“Sono ancora qua, e le ragioni della mia discesa in campo 29 anni fa sono ancora valide”. È in sintesi quanto Silvio Berlusconi voleva affermare con il suo videomessaggio alla convention di Forza Italia a Milano, per casualità trasmesso mentre sulle tv di mezzo mondo andava in scena l’incoronazione di re Carlo. A tratti, su alcuni canali italiani le due scene hanno condiviso lo schermo. Chi si aspettava che l’ex premier abdicasse o annunciasse un passaggio di consegne è rimasto deluso. “Eccomi, sono qui per voi, per la prima volta in camicia e giacca dopo oltre un mese”, l’attacco dei 20′ di monologo registrato alla vigilia con una troupe al San Raffaele, dove è ricoverato dal 5 aprile, con la compagna Marta Fascina sempre accanto.
L’ex premier non appariva in pubblico da quasi due mesi, l’ultima foto su social risale al 31 marzo. Pochi giorni prima di finire in terapia intensiva per una “terribile polmonite” (come l’ha definita), con una leucemia mielomonocitica cronica curata con la chemioterapia. I segni si vedono sul volto. L’obiettivo è comunque dimostrare di essere capace di un sacrificio da pochi. Servono un paio di sorsi d’acqua per arrivare in fondo, la voce affaticata ma decisa nei passaggi chiave, la fede all’anulare sinistro, a tratti l’affanno.

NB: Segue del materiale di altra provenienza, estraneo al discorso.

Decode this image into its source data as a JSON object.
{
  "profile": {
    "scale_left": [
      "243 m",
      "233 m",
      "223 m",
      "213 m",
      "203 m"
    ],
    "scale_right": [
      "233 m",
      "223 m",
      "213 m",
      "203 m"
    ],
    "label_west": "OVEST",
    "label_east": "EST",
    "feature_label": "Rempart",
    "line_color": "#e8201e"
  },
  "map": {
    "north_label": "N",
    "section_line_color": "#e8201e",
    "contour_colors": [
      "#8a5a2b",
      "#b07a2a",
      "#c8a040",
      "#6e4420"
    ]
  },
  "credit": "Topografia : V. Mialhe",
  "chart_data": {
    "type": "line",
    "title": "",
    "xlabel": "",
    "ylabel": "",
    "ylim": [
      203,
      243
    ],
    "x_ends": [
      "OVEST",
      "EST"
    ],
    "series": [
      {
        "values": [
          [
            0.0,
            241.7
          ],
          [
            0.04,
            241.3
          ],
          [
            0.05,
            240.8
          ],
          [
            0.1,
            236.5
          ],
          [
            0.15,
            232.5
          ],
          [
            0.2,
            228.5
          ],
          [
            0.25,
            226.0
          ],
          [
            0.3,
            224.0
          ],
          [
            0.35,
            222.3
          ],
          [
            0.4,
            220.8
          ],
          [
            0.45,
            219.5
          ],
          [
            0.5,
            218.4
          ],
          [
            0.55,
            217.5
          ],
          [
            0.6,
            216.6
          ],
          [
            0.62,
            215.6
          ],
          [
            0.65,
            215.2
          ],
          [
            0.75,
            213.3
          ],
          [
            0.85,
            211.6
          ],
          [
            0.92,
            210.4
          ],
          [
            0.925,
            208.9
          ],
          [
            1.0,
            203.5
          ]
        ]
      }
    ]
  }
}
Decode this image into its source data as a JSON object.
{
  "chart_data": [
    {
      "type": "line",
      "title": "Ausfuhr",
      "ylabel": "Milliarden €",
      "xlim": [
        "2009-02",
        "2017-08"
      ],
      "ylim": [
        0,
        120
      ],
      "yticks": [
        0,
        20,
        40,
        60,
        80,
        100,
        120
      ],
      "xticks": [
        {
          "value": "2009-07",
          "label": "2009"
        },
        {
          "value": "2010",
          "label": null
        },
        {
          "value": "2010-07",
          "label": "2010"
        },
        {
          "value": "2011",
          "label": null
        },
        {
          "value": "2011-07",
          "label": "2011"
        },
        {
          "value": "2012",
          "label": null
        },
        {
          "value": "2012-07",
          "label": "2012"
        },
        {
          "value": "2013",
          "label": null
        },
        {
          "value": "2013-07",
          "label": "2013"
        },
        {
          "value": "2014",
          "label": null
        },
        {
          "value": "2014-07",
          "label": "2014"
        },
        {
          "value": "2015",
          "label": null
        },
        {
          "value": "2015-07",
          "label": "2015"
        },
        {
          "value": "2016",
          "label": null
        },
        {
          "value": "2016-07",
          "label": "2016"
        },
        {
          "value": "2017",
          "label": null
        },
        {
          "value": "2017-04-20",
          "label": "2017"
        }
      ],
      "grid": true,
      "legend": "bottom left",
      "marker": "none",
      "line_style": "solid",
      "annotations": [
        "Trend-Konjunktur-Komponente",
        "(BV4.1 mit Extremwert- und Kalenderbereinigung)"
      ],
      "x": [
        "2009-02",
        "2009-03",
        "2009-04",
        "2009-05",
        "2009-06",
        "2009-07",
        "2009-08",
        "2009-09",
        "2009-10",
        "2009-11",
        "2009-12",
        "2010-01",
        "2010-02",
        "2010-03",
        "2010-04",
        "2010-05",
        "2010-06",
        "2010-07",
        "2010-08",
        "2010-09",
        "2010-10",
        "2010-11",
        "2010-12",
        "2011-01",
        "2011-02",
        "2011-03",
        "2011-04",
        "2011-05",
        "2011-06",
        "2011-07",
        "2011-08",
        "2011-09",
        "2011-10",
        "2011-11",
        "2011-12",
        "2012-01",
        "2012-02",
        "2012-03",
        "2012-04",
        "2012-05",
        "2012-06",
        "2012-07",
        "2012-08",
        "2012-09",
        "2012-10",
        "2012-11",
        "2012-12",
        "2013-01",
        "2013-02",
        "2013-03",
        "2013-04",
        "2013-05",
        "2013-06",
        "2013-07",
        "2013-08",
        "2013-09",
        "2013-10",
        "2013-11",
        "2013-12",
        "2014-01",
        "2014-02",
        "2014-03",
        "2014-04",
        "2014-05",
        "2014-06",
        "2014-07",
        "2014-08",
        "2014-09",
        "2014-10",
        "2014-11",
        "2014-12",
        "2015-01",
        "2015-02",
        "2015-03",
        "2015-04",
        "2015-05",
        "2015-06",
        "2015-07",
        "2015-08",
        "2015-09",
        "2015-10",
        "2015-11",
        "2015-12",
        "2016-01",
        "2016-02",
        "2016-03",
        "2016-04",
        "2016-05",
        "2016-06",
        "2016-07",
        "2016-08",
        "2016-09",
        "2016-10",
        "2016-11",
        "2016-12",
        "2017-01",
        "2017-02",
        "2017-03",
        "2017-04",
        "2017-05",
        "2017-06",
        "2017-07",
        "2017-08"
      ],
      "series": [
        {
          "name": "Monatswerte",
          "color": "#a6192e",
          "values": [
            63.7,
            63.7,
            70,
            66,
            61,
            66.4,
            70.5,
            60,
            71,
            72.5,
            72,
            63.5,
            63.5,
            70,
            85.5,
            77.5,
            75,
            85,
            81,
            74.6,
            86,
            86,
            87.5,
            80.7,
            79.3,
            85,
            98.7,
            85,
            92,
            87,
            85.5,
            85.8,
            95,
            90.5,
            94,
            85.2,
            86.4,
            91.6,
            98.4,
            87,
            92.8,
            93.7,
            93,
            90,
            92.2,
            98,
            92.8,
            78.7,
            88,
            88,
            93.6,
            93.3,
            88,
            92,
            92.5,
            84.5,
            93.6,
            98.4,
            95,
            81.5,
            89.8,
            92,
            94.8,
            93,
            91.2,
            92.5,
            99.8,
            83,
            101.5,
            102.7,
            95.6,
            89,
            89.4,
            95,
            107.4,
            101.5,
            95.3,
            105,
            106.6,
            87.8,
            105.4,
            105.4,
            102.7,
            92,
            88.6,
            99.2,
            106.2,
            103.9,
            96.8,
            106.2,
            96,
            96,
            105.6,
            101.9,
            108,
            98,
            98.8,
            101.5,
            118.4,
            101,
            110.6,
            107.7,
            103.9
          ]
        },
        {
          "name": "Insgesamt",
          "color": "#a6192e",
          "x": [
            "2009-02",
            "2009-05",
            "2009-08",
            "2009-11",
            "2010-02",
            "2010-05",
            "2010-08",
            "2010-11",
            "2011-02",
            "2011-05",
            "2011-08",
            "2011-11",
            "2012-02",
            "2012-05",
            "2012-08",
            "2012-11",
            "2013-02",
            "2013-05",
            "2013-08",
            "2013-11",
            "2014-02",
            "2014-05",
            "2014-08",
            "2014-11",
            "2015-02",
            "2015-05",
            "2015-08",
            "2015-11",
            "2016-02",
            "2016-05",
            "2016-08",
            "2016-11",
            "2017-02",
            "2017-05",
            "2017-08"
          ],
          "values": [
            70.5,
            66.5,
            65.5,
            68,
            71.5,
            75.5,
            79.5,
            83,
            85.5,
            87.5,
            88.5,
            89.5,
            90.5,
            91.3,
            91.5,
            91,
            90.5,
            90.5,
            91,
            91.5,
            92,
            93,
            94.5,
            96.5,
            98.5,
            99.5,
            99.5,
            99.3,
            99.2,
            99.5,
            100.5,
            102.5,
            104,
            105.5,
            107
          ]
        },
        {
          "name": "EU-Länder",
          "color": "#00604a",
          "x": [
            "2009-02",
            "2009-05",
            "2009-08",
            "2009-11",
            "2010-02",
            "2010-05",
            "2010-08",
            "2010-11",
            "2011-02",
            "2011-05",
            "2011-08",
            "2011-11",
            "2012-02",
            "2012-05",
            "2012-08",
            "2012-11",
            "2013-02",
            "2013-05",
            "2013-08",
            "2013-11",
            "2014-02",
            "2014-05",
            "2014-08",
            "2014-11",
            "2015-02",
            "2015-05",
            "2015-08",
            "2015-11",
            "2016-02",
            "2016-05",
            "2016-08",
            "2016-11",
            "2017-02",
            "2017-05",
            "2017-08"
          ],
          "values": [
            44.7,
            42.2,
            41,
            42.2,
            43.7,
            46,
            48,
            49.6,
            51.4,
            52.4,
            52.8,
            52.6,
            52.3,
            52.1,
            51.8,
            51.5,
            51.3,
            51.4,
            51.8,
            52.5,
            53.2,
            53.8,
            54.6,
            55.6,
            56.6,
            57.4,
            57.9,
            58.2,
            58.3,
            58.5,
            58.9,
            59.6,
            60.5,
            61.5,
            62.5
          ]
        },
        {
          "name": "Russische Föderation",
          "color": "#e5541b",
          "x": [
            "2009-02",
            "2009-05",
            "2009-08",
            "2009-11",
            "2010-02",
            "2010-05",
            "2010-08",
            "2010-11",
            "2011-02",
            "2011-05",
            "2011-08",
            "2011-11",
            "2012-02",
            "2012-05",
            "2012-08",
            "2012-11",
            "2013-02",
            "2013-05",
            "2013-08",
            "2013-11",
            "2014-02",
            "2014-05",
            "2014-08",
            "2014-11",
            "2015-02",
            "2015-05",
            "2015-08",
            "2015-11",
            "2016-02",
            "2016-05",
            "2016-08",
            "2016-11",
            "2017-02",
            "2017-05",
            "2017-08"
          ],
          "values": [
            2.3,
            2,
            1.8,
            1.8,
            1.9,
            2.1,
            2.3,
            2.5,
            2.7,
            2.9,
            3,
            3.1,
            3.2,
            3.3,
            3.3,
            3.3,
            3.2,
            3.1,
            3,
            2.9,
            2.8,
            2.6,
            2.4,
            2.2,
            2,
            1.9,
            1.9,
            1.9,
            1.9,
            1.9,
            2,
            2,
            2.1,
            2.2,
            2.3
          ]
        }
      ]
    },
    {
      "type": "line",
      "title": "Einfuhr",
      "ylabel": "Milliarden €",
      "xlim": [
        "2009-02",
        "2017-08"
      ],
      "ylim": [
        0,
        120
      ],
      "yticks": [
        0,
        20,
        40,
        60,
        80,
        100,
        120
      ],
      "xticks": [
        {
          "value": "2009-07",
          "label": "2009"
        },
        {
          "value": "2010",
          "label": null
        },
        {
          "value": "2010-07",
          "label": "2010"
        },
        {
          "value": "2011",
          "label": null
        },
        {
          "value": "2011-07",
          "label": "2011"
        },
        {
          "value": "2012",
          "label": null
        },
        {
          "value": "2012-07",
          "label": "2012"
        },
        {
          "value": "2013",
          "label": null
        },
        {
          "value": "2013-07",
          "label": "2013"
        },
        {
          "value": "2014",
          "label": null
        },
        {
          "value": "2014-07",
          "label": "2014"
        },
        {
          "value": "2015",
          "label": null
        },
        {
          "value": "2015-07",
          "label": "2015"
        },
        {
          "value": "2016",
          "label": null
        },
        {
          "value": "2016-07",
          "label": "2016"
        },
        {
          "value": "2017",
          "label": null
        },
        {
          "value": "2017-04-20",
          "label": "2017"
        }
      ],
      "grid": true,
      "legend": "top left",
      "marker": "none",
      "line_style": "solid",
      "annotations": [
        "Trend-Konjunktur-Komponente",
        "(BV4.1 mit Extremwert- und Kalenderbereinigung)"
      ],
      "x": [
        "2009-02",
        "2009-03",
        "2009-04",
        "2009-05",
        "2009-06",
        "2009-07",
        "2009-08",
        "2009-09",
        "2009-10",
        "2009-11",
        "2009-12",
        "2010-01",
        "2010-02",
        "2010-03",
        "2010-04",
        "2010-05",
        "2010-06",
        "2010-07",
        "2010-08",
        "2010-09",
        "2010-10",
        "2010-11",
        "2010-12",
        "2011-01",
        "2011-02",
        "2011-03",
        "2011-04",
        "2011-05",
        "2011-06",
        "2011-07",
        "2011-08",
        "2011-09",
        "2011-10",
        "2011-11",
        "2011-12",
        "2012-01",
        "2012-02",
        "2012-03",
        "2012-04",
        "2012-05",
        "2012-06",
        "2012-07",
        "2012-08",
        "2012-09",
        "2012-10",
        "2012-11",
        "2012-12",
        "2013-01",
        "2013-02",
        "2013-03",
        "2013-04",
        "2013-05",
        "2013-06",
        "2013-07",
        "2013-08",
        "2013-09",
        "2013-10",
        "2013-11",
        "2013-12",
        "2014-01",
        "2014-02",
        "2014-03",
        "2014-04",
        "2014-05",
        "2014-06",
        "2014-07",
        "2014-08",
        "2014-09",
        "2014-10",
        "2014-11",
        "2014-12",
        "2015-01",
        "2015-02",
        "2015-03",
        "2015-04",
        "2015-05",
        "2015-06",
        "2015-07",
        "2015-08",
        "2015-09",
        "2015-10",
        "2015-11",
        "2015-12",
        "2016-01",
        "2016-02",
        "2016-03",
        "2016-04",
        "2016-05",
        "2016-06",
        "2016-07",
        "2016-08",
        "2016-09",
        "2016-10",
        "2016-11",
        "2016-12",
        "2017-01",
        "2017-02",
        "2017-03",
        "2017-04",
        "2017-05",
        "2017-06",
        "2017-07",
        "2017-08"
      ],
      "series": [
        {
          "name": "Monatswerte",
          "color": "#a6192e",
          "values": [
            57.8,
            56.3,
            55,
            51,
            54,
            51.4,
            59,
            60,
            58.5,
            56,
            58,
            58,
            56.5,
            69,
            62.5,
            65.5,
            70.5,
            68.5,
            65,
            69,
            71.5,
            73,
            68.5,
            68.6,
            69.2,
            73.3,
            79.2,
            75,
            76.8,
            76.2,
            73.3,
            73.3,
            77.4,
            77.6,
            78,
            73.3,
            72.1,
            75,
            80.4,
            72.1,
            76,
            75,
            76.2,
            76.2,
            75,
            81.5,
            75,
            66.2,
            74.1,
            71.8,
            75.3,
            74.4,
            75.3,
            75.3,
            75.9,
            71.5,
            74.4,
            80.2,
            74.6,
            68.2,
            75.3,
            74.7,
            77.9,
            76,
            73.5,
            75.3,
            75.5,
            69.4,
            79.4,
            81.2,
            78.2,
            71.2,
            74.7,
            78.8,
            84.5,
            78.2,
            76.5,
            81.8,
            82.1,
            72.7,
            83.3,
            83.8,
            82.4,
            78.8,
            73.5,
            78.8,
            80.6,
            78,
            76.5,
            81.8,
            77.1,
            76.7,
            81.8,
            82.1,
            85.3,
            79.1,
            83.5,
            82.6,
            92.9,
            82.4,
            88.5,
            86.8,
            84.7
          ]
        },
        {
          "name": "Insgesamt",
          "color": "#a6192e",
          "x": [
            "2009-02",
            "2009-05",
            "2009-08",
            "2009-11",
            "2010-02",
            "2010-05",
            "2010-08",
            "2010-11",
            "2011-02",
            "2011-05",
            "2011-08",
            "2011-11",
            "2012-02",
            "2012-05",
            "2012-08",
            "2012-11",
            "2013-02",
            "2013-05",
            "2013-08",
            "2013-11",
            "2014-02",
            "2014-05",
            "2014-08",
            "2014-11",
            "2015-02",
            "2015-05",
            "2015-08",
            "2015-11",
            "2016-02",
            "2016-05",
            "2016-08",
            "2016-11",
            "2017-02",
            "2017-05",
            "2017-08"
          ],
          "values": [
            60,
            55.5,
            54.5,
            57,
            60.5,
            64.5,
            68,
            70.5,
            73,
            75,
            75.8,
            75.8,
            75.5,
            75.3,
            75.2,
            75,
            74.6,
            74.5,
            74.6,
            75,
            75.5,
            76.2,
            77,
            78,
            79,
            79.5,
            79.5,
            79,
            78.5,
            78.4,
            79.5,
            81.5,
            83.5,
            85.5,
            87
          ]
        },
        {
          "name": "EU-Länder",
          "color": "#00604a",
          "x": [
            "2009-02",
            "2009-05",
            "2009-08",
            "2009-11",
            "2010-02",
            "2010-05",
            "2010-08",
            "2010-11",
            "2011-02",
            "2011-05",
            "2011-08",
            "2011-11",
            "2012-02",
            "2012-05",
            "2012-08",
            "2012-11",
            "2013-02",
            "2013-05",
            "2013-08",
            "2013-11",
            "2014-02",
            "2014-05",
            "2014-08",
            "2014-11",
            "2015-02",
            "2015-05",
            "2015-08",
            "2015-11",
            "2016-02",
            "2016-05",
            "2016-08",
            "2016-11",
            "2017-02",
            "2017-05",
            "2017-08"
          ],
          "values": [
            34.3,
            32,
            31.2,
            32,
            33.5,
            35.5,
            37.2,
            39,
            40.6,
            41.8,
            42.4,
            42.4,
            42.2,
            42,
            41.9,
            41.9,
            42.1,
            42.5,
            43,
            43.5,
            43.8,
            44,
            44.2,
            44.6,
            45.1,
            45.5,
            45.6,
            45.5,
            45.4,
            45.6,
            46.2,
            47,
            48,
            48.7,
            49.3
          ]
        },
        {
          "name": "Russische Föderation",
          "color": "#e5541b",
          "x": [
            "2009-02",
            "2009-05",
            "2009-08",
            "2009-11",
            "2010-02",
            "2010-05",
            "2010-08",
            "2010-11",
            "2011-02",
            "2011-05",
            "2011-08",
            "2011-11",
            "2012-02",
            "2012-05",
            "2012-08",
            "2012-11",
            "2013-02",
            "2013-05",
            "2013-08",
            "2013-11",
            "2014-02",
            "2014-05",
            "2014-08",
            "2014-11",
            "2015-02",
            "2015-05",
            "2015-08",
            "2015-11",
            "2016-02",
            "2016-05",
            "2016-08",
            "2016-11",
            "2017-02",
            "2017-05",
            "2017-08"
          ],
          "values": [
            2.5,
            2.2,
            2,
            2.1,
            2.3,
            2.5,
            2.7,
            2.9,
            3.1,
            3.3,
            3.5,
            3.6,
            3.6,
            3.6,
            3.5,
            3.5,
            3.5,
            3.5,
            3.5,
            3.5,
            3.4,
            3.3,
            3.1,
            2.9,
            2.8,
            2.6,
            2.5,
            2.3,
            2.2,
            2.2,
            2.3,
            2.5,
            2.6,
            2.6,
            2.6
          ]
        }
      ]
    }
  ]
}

Il linguaggio del corpo resta quello dell’abile oratore. La scenografia è curata: alle spalle un cartellone di FI, la bandiera tricolore e quella dell’Europa, i fogli sulla scrivania ma lo sguardo fisso in avanti sul gobbo elettronico. Non mancano i sorrisi, quando racconta dei suoi risvegli notturni in ospedale: “Che ci faccio qui?”. “Vicino a me vegliava la mia Marta e disse: ‘Siamo qui perché hai lavorato tanto per salvare la nostra democrazia e la nostra libertà'”.
Poi c’è un lungo ricordo del 1994, l’abbraccio con mamma Rosa e la sua missione di salvare l’Italia dai comunisti, l’unico accenno alla politica estera è sull’Ue, il “nostro orizzonte di riferimento”, che deve rinforzarsi contro l’imperialismo cinese: se Pechino, per assurdo, decidesse di occupare l’Italia, “la cosa migliore da fare sarebbe andare a scuola a studiare il cinese”. Infine le consuete parole d’ordine programmatiche, aumentare le pensioni e ridurre le tasse. Il Cavaliere sottolinea il “rapporto leale e costruttivo con i nostri alleati”, con un avvertimento: “FI è la spina dorsale del Governo”. Ringrazia i coordinatori regionali e locali, non nomina nessuno fra gli azzurri, neanche Antonio Tajani, per molti il suo delfino. “Un compito importante ci attende e mi attende. Non mi sono mai fermato, neanche in queste settimane, ho lavorato alla nuova organizzazione del partito e per questo ora sono pronto a riprendere a lavorare con voi”. Sentir parlare di riorganizzazione fa temere chi nel partito è già deluso dall’ultima ristrutturazione interna di marzo.
Alla fine dei venti minuti, quasi di passione, tutti sono in piedi ad applaudire la conclusione di Berlusconi. Definisce FI “come una religione laica, la religione della libertà di cui parlava Benedetto Croce”. E “nessuno riuscirà a sconfiggerci: gli italiani ci considereranno i loro santi laici, i santi della loro libertà e del benessere”. In platea, davanti al maxischermo, c’è anche sorpresa: “Che grinta”, “Ma sta benissimo”, “È un miracolo, ce l’ha fatta”. “È un grande statista, un grande leader e un grande uomo. Solo uno così, dopo aver superato una malattia non semplice e un mese di ricovero, può trovare questa forza”, nota un “commosso” Tajani: “Berlusconi è la nostra guida e lo sarà ancora a lungo”. La leadership non è in discussione, ma obiezioni sulla gestione dirigenziale non mancano: “Il partito – avverte l’ex capogruppo alla Camera Alessandro Cattaneo – deve essere aperto e contendibile, basato sul merito”. Per il governatore della Sicilia Renato Schifani FI “deve guardare con più attenzione al Sud”. Le fibrillazioni emergono anche in questa giornata di festa. Per qualcuno è una tregua di cui solo Berlusconi può essere garante, per altri azzurri nemmeno di tregua si può ancora parlare.